Insider tip: If you fancy a bite beforehand, head across the street for authentic French cuisine at Café Marie Jeanne (if you love pickled fish and delicious stinky cheese, you’ll find nirvana here). Or go right next-door to one of my favorite spots, the vintage haven that is Spinning Js. Charm reigns and baked goods entice at this super-quaint eatery.

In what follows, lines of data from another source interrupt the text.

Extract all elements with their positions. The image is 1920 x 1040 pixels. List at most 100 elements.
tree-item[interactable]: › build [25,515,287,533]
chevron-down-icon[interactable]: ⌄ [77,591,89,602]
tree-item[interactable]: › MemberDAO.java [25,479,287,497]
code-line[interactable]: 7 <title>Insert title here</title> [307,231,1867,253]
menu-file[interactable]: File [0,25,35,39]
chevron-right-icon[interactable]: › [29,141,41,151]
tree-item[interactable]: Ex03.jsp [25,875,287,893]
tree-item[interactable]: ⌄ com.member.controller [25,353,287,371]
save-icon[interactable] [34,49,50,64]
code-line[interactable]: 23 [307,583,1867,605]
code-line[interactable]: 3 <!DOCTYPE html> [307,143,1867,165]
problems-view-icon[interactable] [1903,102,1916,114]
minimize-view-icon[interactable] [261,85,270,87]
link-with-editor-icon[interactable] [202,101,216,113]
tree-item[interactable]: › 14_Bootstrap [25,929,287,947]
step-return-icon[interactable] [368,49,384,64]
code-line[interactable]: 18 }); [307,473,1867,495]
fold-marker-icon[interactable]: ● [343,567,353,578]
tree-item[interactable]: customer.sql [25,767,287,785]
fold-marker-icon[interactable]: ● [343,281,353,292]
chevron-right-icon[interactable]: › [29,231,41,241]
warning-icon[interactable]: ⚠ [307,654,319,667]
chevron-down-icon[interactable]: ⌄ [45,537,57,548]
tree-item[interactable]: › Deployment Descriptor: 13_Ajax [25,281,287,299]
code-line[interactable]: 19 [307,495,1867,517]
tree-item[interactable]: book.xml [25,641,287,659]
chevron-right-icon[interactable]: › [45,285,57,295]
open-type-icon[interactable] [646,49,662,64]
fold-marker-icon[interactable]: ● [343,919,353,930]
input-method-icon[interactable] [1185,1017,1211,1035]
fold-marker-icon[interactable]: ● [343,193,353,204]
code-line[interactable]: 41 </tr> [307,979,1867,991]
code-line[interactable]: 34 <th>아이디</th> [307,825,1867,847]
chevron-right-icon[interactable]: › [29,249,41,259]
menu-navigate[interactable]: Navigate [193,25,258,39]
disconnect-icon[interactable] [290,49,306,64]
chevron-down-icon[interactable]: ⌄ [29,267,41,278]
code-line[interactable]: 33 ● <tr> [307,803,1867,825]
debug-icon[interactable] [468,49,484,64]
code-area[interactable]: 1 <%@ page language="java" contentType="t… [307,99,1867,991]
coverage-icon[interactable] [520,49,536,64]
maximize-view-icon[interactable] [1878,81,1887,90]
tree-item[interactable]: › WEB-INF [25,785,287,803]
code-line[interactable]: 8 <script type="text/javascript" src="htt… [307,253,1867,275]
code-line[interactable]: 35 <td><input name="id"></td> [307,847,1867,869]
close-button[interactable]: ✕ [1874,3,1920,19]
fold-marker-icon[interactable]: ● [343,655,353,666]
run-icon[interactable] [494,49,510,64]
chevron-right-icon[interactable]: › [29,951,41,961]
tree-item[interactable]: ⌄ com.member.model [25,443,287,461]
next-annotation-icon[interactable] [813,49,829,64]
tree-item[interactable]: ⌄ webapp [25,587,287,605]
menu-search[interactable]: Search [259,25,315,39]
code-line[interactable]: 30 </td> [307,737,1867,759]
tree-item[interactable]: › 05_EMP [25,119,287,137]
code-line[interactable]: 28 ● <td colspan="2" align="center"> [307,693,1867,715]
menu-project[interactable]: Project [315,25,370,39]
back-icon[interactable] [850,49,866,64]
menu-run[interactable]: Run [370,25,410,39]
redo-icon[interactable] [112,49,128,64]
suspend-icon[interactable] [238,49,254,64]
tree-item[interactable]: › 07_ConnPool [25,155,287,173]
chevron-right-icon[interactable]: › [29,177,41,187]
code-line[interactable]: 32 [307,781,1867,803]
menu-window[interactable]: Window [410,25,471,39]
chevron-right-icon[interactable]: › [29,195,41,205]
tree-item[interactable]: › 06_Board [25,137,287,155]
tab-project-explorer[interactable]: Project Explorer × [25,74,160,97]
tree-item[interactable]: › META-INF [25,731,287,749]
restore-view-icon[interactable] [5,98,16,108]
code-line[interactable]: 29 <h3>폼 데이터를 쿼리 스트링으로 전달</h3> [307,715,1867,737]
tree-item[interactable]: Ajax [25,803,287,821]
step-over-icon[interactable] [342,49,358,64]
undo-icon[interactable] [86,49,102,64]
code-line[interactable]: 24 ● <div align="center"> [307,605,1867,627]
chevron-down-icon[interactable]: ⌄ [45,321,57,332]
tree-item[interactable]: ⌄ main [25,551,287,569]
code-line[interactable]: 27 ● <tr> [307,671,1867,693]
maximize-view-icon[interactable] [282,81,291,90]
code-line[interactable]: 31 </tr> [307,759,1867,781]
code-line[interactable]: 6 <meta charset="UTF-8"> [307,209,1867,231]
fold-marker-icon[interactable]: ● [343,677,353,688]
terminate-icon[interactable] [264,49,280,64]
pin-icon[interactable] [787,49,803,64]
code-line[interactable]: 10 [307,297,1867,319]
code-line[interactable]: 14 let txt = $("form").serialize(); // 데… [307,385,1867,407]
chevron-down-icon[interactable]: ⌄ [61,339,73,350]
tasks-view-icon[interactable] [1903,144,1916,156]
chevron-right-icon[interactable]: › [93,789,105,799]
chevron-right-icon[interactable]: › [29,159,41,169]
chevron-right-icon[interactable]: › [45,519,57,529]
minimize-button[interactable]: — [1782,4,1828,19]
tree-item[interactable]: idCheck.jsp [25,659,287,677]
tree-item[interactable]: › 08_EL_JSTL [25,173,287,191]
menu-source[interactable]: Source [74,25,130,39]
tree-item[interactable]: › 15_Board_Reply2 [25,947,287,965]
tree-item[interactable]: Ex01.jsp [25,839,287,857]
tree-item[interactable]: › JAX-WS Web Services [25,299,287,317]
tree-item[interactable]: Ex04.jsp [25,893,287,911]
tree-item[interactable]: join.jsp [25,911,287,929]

7. The Hideout: Wicker Park/Bucktown

The Hideout-1
@Adam Alexander Photography

The Hideout is one of those places you feel special for happening upon. Though in the heart of the city, it’s not the easiest to find, sitting as it does in the middle of the industrial corridor along the North Branch of the Chicago River. Which is ironic given the fact that the bar and music venue are located in a 100-year-old balloon-frame house, reportedly built in only two days. A century later, this place hasn’t lost any of that “feels like home” vibe. Just beyond double doors at the far end of the dimly lit bar you’ll find the music room, where taxidermied fish gape at the stage as if enthralled by the bands that grace it nightly. As the Hideout explains, this is “the last hold-out of the rebel club … Every night for over a decade, punk rock, alt-country, indie rock, post-rock whatever, break out their instruments and play like it is the last night on earth.” In warm weather, patrons clamor to the front porch to sip a cold beer. Speakers ensure you don’t miss a beat when it comes to the performances inside. 1354 W. Wabansia Ave.